“And I was afraid,” she faltered, half weeping and half shrinking from him, “lest you were angry with me for betraying the state of my feelings, when you could not return them.” And even then she used that gentle formality of expression with which she had been taught by her maiden preceptors to veil decorously her most ardent emotions. And, in truth, her training stood her in good stead in other ways; for she presently commanded, with that mild dignity of hers which allowed of no remonstrance, that Thomas should take away his arm from her waist, and give her no more kisses for that time.
“It is not becoming for any one,” said she, “and much less for a minister of the gospel. And as for myself, I know not what Mistress Perkins would say to me. She has a mind much above me, I fear.”
“Mistress Perkins is enjoying her mind in Boston,” said Thomas Merriam, with the laugh of a triumphant young lover.

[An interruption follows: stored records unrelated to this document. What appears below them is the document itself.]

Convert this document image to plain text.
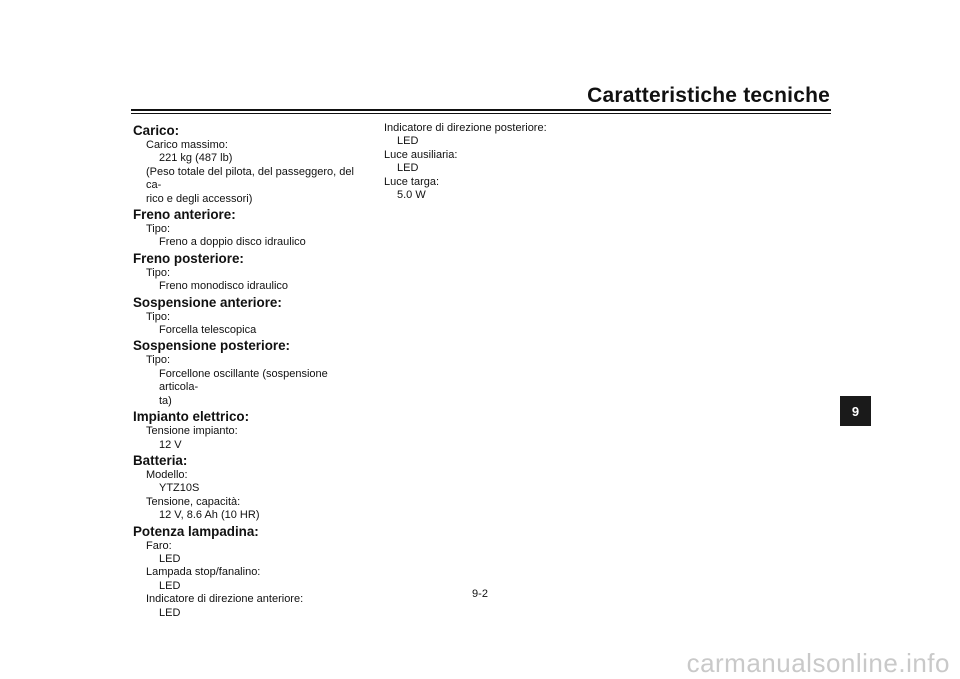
Caratteristiche tecniche
Carico:
Carico massimo:
221 kg (487 lb)
(Peso totale del pilota, del passeggero, del ca-
rico e degli accessori)
Freno anteriore:
Tipo:
Freno a doppio disco idraulico
Freno posteriore:
Tipo:
Freno monodisco idraulico
Sospensione anteriore:
Tipo:
Forcella telescopica
Sospensione posteriore:
Tipo:
Forcellone oscillante (sospensione articola-
ta)
Impianto elettrico:
Tensione impianto:
12 V
Batteria:
Modello:
YTZ10S
Tensione, capacità:
12 V, 8.6 Ah (10 HR)
Potenza lampadina:
Faro:
LED
Lampada stop/fanalino:
LED
Indicatore di direzione anteriore:
LED
Indicatore di direzione posteriore:
LED
Luce ausiliaria:
LED
Luce targa:
5.0 W
9
9-2
carmanualsonline.info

But Evelina did not laugh. “It might be well for both you and me if she were here,” said she, seriously. However, she tempered a little her decorous following of Mistress Perkins's precepts, and she and Thomas went hand in hand up the lane and across the fields.
There was no dew that night, and the moon was full. It was after nine o'clock when Thomas left her at the gate in the fence which separated Evelina Adams's garden from the field, and watched her disappear between the flowers. The moon shone full on the garden. Evelina walked as it were over a silver dapple, which her light gown seemed to brush away and dispel for a moment. The bushes stood in sweet mysterious clumps of shadow.
Evelina had almost reached the house, and was close to the great althea bush, which cast a wide circle of shadow, when it seemed suddenly to separate and move into life.
The elder Evelina stepped out from the shadow of the bush. “Is that you, Evelina?” she said, in her soft, melancholy voice, which had in it a nervous vibration.
“Yes, Cousin Evelina.”
The elder Evelina's pale face, drooped about with gray curls, had an unfamiliar, almost uncanny, look in the moonlight, and might have been the sorrowful visage of some marble nymph, lovelorn, with unceasing grace. “Who—was with you?” she asked.
“The minister,” replied young Evelina.